Sigma 1 receptor agonist cutamesine promotes plasticity of serotonergic boutons in lumbar enlargement in spinal cord injured rats.

Cutamesine, a sigma-1 receptor agonist, functions in both neuroprotection and neurite outgrowth. We assessed the therapeutic effects of cutamesine in a rodent spinal cord injury (SCI) model to demonstrate pre-clinical proof-of-concept. First of all, in order to determine optimal cutamesine dose, cutamesine was administered to normal rats and BDNF protein levels in the lumbar spinal cord were assessed by Western blot. Next, for the SCI model, spinal cords of adult female Sprague-Dawley rats were contused using an Infinite Horizon Impactor.
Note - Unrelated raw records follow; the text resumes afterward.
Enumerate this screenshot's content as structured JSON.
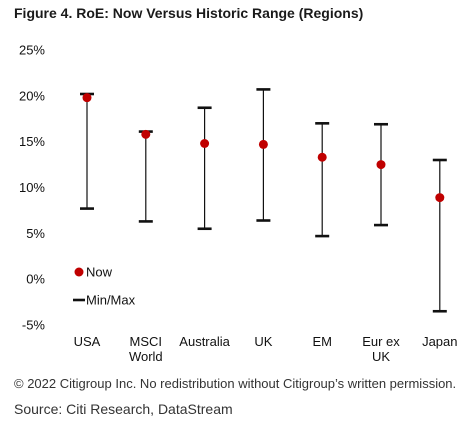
{
  "title": "Figure 4. RoE: Now Versus Historic Range (Regions)",
  "footer": {
    "copyright": "© 2022 Citigroup Inc. No redistribution without Citigroup’s written permission.",
    "source": "Source: Citi Research, DataStream"
  },
  "colors": {
    "now_marker": "#c00000",
    "range": "#111111"
  },
  "chart_data": {
    "type": "scatter",
    "title": "Figure 4. RoE: Now Versus Historic Range (Regions)",
    "xlabel": "",
    "ylabel": "",
    "ylim": [
      -5,
      25
    ],
    "yticks": [
      -5,
      0,
      5,
      10,
      15,
      20,
      25
    ],
    "ytick_labels": [
      "-5%",
      "0%",
      "5%",
      "10%",
      "15%",
      "20%",
      "25%"
    ],
    "grid": false,
    "legend_position": "bottom-left",
    "categories": [
      [
        "USA"
      ],
      [
        "MSCI",
        "World"
      ],
      [
        "Australia"
      ],
      [
        "UK"
      ],
      [
        "EM"
      ],
      [
        "Eur ex",
        "UK"
      ],
      [
        "Japan"
      ]
    ],
    "series": [
      {
        "name": "Now",
        "marker": "circle",
        "values": [
          19.8,
          15.8,
          14.8,
          14.7,
          13.3,
          12.5,
          8.9
        ]
      },
      {
        "name": "Min/Max",
        "marker": "range",
        "min": [
          7.7,
          6.3,
          5.5,
          6.4,
          4.7,
          5.9,
          -3.5
        ],
        "max": [
          20.2,
          16.1,
          18.7,
          20.7,
          17.0,
          16.9,
          13.0
        ]
      }
    ]
  }
}
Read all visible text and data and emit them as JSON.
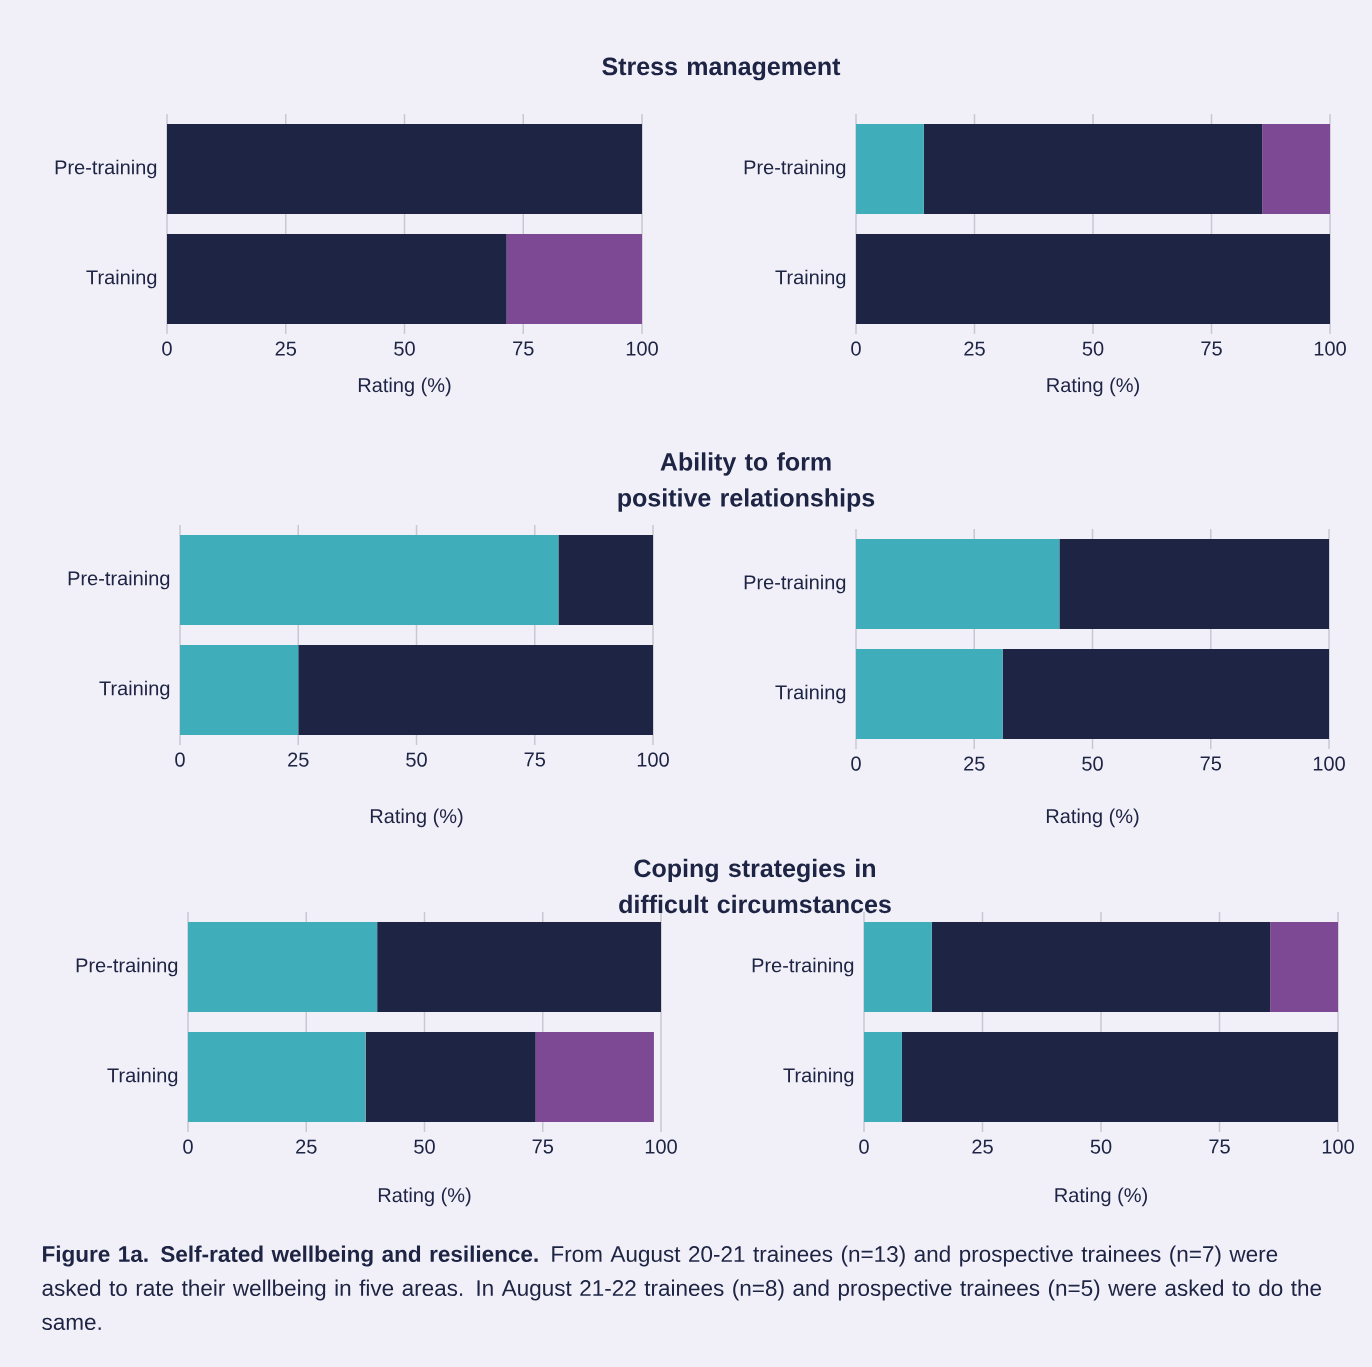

Two weeks post-injury, rats were randomly assigned to receive daily subcutaneous injections of either cutamesine (3.0 mg/kg/day) or saline (as a control) for another two weeks. Immunohistochemistry for BDNF and 5-HT was assessed at four and twelve weeks post-injury in the lumbar spinal cord. Locomotor function was assessed weekly using the BBB locomotor scale until twelve weeks after SCI and CatWalk XT 10.5 gait analysis was conducted at twelve weeks after SCI. In normal rats, cutamesine treatment (3.0 mg/kg/day) significantly up-regulated BDNF expression in the lumbar spinal cord. In SCI rats, cutamesine treatment (3.0 mg/kg/day) significantly increased the fluorescence intensity of neuronal BDNF and serotonin boutons in the injured spinal cord compared to saline. However, cutamesine treatment did not promote significant locomotor recovery. Recent work indicates that cutamesine treatment alone did not promote locomotor recovery in spite of immunohistological changes. Future work will explore the influence of combining cutamesine with other treatment promoting plasticity (e.g. rehabilitative training) in SCI rats.